I planted them a in recycled market pack and commercial seed starting mix and grew them under lights, getting six little plants within a few weeks. There is no telling what color or size the flowers will be. That is the fun of it. In April they went into a cold frame outdoors, still in the market pack, and in June I planted them in a newly dug part of the garden, where they became strong very fast. One died (maybe got eaten by a bug or stepped on by me), and five grew on.
From plant to plant, the leaves vary in size and shape. One formed flower buds and bloomed but the others will need another year. The one that bloomed is quite pretty but not remarkable, with a central gold disk and a triple ring of pinkish petals fading to beige in the centers. It is pictured on the left, the second down. The flat foliage is strong and healthy. It was fun to see it open at last, and I anticipate seeing the others unfold next year.
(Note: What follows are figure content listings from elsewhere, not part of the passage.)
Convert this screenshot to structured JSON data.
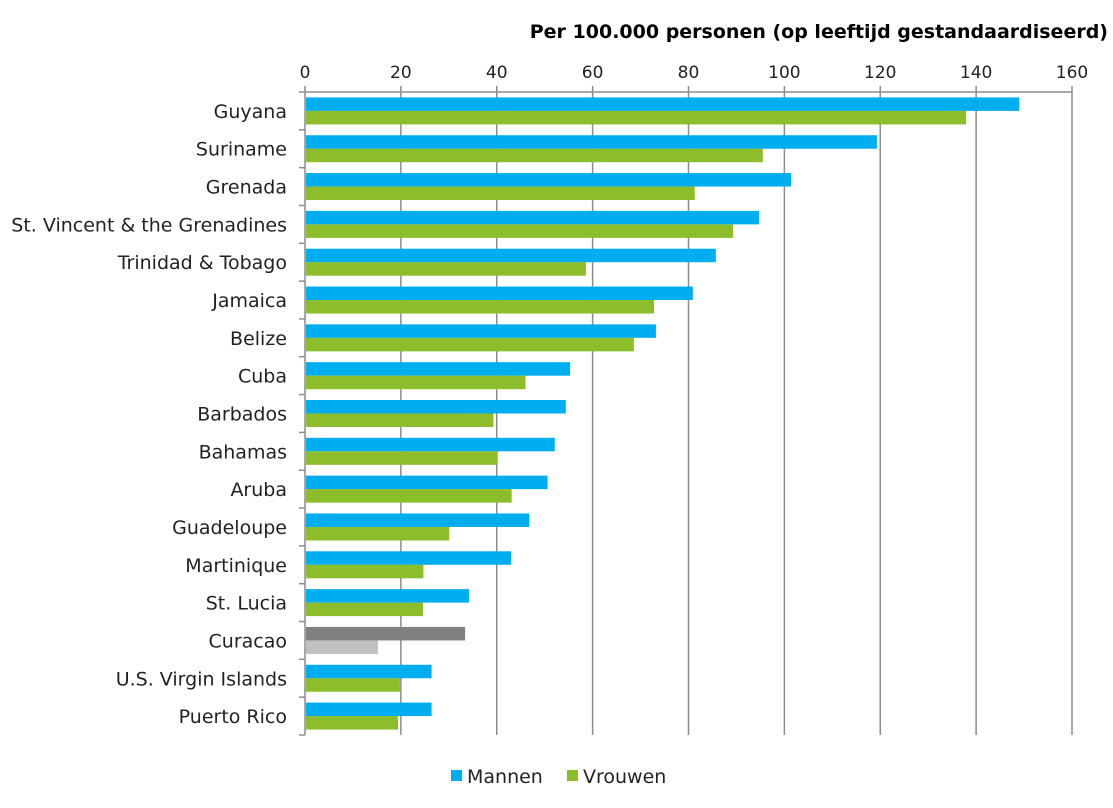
{
  "chart_data": {
    "type": "bar",
    "orientation": "horizontal",
    "title": "",
    "xlabel": "Per 100.000 personen (op leeftijd gestandaardiseerd)",
    "ylabel": "",
    "xlim": [
      0,
      160
    ],
    "x_ticks": [
      "0",
      "20",
      "40",
      "60",
      "80",
      "100",
      "120",
      "140",
      "160"
    ],
    "grid": true,
    "legend_position": "bottom",
    "categories": [
      "Guyana",
      "Suriname",
      "Grenada",
      "St. Vincent & the Grenadines",
      "Trinidad & Tobago",
      "Jamaica",
      "Belize",
      "Cuba",
      "Barbados",
      "Bahamas",
      "Aruba",
      "Guadeloupe",
      "Martinique",
      "St. Lucia",
      "Curacao",
      "U.S. Virgin Islands",
      "Puerto Rico"
    ],
    "series": [
      {
        "name": "Mannen",
        "color": "#00AEEF",
        "values": [
          149,
          119.3,
          101.4,
          94.7,
          85.7,
          80.9,
          73.2,
          55.3,
          54.4,
          52.1,
          50.6,
          46.8,
          43.0,
          34.2,
          33.4,
          26.4,
          26.4
        ]
      },
      {
        "name": "Vrouwen",
        "color": "#8CBD2B",
        "values": [
          137.9,
          95.5,
          81.3,
          89.3,
          58.6,
          72.8,
          68.6,
          46.0,
          39.3,
          40.2,
          43.1,
          30.1,
          24.7,
          24.6,
          15.2,
          19.8,
          19.4
        ]
      }
    ],
    "highlight": {
      "category": "Curacao",
      "colors": [
        "#808080",
        "#C0C0C0"
      ]
    }
  }
}
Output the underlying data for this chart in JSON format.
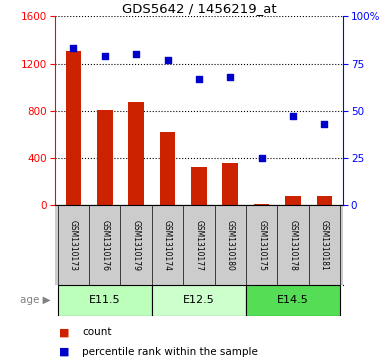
{
  "title": "GDS5642 / 1456219_at",
  "samples": [
    "GSM1310173",
    "GSM1310176",
    "GSM1310179",
    "GSM1310174",
    "GSM1310177",
    "GSM1310180",
    "GSM1310175",
    "GSM1310178",
    "GSM1310181"
  ],
  "counts": [
    1310,
    810,
    870,
    620,
    320,
    360,
    8,
    75,
    75
  ],
  "percentiles": [
    83,
    79,
    80,
    77,
    67,
    68,
    25,
    47,
    43
  ],
  "age_groups": [
    {
      "label": "E11.5",
      "indices": [
        0,
        1,
        2
      ],
      "color": "#bbffbb"
    },
    {
      "label": "E12.5",
      "indices": [
        3,
        4,
        5
      ],
      "color": "#ccffcc"
    },
    {
      "label": "E14.5",
      "indices": [
        6,
        7,
        8
      ],
      "color": "#55dd55"
    }
  ],
  "ylim_left": [
    0,
    1600
  ],
  "ylim_right": [
    0,
    100
  ],
  "yticks_left": [
    0,
    400,
    800,
    1200,
    1600
  ],
  "yticks_right": [
    0,
    25,
    50,
    75,
    100
  ],
  "bar_color": "#cc2200",
  "dot_color": "#0000cc",
  "bar_width": 0.5,
  "sample_bg_color": "#cccccc",
  "age_label": "age"
}
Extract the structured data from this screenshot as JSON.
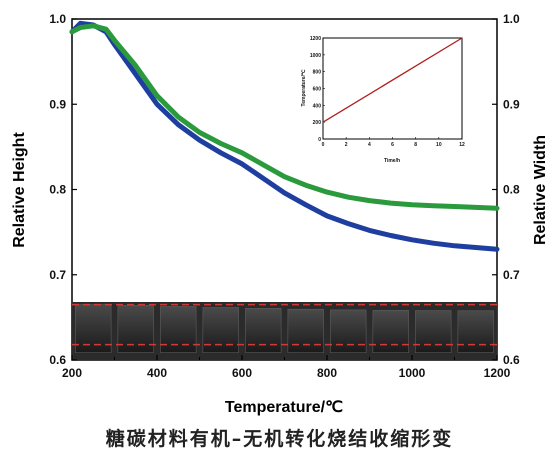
{
  "caption": "糖碳材料有机–无机转化烧结收缩形变",
  "chart_data": {
    "type": "line",
    "xlabel": "Temperature/℃",
    "ylabel_left": "Relative Height",
    "ylabel_right": "Relative Width",
    "xlim": [
      200,
      1200
    ],
    "ylim": [
      0.6,
      1.0
    ],
    "x_ticks": [
      "200",
      "400",
      "600",
      "800",
      "1000",
      "1200"
    ],
    "y_ticks": [
      "0.6",
      "0.7",
      "0.8",
      "0.9",
      "1.0"
    ],
    "series": [
      {
        "color": "#1f3fa0",
        "x": [
          200,
          220,
          250,
          280,
          300,
          350,
          400,
          450,
          500,
          550,
          600,
          650,
          700,
          750,
          800,
          850,
          900,
          950,
          1000,
          1050,
          1100,
          1150,
          1200
        ],
        "y": [
          0.985,
          0.995,
          0.993,
          0.985,
          0.97,
          0.935,
          0.9,
          0.876,
          0.858,
          0.843,
          0.83,
          0.813,
          0.796,
          0.782,
          0.769,
          0.76,
          0.752,
          0.746,
          0.741,
          0.737,
          0.734,
          0.732,
          0.73
        ]
      },
      {
        "color": "#2a9a3c",
        "x": [
          200,
          220,
          250,
          280,
          300,
          350,
          400,
          450,
          500,
          550,
          600,
          650,
          700,
          750,
          800,
          850,
          900,
          950,
          1000,
          1050,
          1100,
          1150,
          1200
        ],
        "y": [
          0.985,
          0.99,
          0.992,
          0.988,
          0.975,
          0.945,
          0.91,
          0.885,
          0.867,
          0.854,
          0.843,
          0.829,
          0.815,
          0.805,
          0.797,
          0.791,
          0.787,
          0.784,
          0.782,
          0.781,
          0.78,
          0.779,
          0.778
        ]
      }
    ],
    "reference_lines_y": [
      0.665,
      0.618
    ],
    "reference_line_color": "#d23a3a",
    "sample_strip": {
      "count": 10,
      "color_dark": "#1a1a1a",
      "color_light": "#4a4a4a",
      "relative_heights": [
        1.0,
        0.985,
        0.96,
        0.94,
        0.92,
        0.905,
        0.89,
        0.88,
        0.875,
        0.87
      ]
    },
    "inset": {
      "type": "line",
      "xlabel": "Time/h",
      "ylabel": "Temperature/℃",
      "xlim": [
        0,
        12
      ],
      "ylim": [
        0,
        1200
      ],
      "x_ticks": [
        "0",
        "2",
        "4",
        "6",
        "8",
        "10",
        "12"
      ],
      "y_ticks": [
        "0",
        "200",
        "400",
        "600",
        "800",
        "1000",
        "1200"
      ],
      "line": {
        "color": "#b21e1e",
        "x": [
          0,
          12
        ],
        "y": [
          200,
          1200
        ]
      }
    }
  }
}
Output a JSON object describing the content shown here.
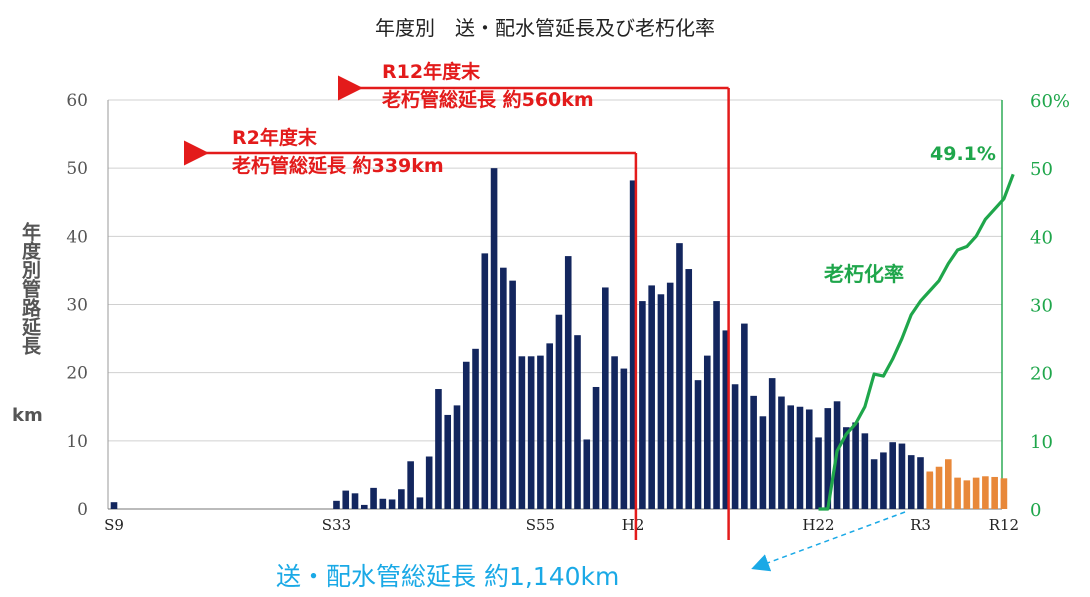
{
  "title": "年度別　送・配水管延長及び老朽化率",
  "ylabel": "年度別管路延長",
  "ylabel_unit": "km",
  "annotations": {
    "r12": {
      "line1": "R12年度末",
      "line2": "老朽管総延長  約560km"
    },
    "r2": {
      "line1": "R2年度末",
      "line2": "老朽管総延長  約339km"
    },
    "rate_label": "老朽化率",
    "rate_value": "49.1%",
    "total": "送・配水管総延長  約1,140km"
  },
  "colors": {
    "actual": "#13265e",
    "planned": "#e8883a",
    "rate": "#1fa64b",
    "marker": "#e31b1b",
    "total": "#1aa9e6"
  },
  "chart_data": {
    "type": "bar",
    "x_first": "S9",
    "x_tick_labels": [
      {
        "label": "S9",
        "index": 0
      },
      {
        "label": "S33",
        "index": 24
      },
      {
        "label": "S55",
        "index": 46
      },
      {
        "label": "H2",
        "index": 56
      },
      {
        "label": "H22",
        "index": 76
      },
      {
        "label": "R3",
        "index": 87
      },
      {
        "label": "R12",
        "index": 96
      }
    ],
    "left_axis": {
      "min": 0,
      "max": 60,
      "ticks": [
        0,
        10,
        20,
        30,
        40,
        50,
        60
      ]
    },
    "right_axis": {
      "min": 0,
      "max": 60,
      "ticks": [
        "0",
        "10",
        "20",
        "30",
        "40",
        "50",
        "60%"
      ]
    },
    "series_actual": {
      "start_index": 0,
      "values": [
        1,
        0,
        0,
        0,
        0,
        0,
        0,
        0,
        0,
        0,
        0,
        0,
        0,
        0,
        0,
        0,
        0,
        0,
        0,
        0,
        0,
        0,
        0,
        0,
        1.2,
        2.7,
        2.3,
        0.6,
        3.1,
        1.5,
        1.4,
        2.9,
        7,
        1.7,
        7.7,
        17.6,
        13.8,
        15.2,
        21.6,
        23.5,
        37.5,
        50,
        35.4,
        33.5,
        22.4,
        22.4,
        22.5,
        24.3,
        28.5,
        37.1,
        25.5,
        10.2,
        17.9,
        32.5,
        22.4,
        20.6,
        48.2,
        30.5,
        32.8,
        31.5,
        33.2,
        39,
        35.2,
        18.9,
        22.5,
        30.5,
        26.2,
        18.3,
        27.2,
        16.6,
        13.6,
        19.2,
        16.5,
        15.2,
        15,
        14.6,
        10.5,
        14.8,
        15.8,
        12,
        12.7,
        11.1,
        7.3,
        8.3,
        9.8,
        9.6,
        7.9,
        7.6,
        5.3
      ]
    },
    "series_planned": {
      "start_index": 88,
      "values": [
        5.5,
        6.2,
        7.3,
        4.6,
        4.2,
        4.6,
        4.8,
        4.7,
        4.5
      ]
    },
    "series_rate": {
      "name": "老朽化率",
      "points": [
        [
          76,
          0
        ],
        [
          77,
          0
        ],
        [
          78,
          8.5
        ],
        [
          79,
          11
        ],
        [
          80,
          12.5
        ],
        [
          81,
          15
        ],
        [
          82,
          19.8
        ],
        [
          83,
          19.5
        ],
        [
          84,
          22
        ],
        [
          85,
          25
        ],
        [
          86,
          28.5
        ],
        [
          87,
          30.5
        ],
        [
          88,
          32
        ],
        [
          89,
          33.5
        ],
        [
          90,
          36
        ],
        [
          91,
          38
        ],
        [
          92,
          38.5
        ],
        [
          93,
          40
        ],
        [
          94,
          42.5
        ],
        [
          95,
          44
        ],
        [
          96,
          45.5
        ],
        [
          97,
          49.1
        ]
      ]
    },
    "markers": [
      {
        "label": "R2年度末",
        "index": 56.3
      },
      {
        "label": "R12年度末",
        "index": 66.3
      }
    ]
  }
}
As of July, all the plants have come back very strongly. Growing straight and tall, they will take over the garden if I let them. Those I pinched back have branched well. All are are budded and ready to bloom in a few weeks.
As of early October, I can see that all the plants will bloom. The buds are showing color and should soon be open. This makes them slightly later than most other chrysanthemums in local gardens.
Now it is early November and all the plants have bloomed. Here are the results, pictured on the green background. Two are pale pinkish lavender, indistinguishable from each other, and they are very strong growers (bottom right). Two are yellowish with a flush of pale brown, large, and floriferous, shown on the bottom left. And one, the cutest, is a plain, butter-yellow daisy (top right) My experiment did not make chrysanthemum history but it was very rewarding to see and grow the results. If I find any seeds in February I'll plant them.